Let X be a random variable uniformly distributed on [0,1] and let Y = [6X] + 1. Determine the distribution of Y and compute E(Y).
My attempt at solving this:
My professor advised us to always consider the values that the function of the RV takes on. As Y takes an integer value, it is a discrete RV. Also, As $X$~Uniform$[0,1]$, Y is at least 1 and at most 7, and is monotone, so can conclude that Y can take values $\in[1,7].$
Now the simplest way that occurs to me to find the distribution (here, the problem is asking for the CDF) is to mechanically compute the PMF of Y. We can do this because if $X\in[0,\frac1{12}]$ (has probability $\frac1{12} - 0 = \frac1{12})$, $Y = 1$. If $X\in[\frac1{12},\frac3{12}]$ (has probability $\frac3{12} - \frac1{12} = \frac1{6})$, $Y = 2$, and so on. I can carry this on to find the values of the PMF of Y, and as Y has 7 values, it shouldn't take too long to do this. Then, once you have the PMF, describing the CDF is simple enough.

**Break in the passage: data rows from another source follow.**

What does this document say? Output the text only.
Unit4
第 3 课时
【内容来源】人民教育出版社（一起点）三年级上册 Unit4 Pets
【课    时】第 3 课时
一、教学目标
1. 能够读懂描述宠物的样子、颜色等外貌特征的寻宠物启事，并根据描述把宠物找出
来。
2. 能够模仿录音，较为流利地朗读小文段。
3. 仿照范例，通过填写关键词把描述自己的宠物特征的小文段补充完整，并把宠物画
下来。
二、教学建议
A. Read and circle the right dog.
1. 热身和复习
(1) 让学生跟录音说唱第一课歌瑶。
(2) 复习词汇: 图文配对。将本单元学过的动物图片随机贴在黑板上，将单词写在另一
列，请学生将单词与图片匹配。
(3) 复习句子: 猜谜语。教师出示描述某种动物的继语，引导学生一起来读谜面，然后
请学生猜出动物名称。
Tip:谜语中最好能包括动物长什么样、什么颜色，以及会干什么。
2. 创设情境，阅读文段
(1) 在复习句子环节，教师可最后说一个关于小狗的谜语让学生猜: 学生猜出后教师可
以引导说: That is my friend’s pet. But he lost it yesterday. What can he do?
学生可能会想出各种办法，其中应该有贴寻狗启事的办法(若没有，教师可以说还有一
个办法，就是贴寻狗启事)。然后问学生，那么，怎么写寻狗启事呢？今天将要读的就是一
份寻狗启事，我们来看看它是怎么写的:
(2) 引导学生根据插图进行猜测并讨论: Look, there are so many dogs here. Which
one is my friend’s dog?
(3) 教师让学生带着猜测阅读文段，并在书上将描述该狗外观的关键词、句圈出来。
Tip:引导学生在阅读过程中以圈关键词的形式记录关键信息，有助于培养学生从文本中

My question is: is there a better way to do this? We never formally introduced the 'integer' function, which I understand it from my background in programming as just a rounding function. With other functions of RVs, we would typically find the distribution by doing the following. Consider this example: $X$~$Poisson[1]$, $Y=e^X,$ find the PMF of Y. We start with $F_Y(y) = P(Y<y) = P(e^X < y) = P(X < log(y)) = F_X(log(y)),$ then differentiate to find that $f_Y(y) = \frac1yf_X(log(y))$ for $log(y) \geq 0.$ Is there a way to manipulate the integer function like this, so that in the original problem, you can put the CDF of Y in terms of the CDF of X? Or just a generally better way to approach this problem? (Better meaning more generalizable of an approach)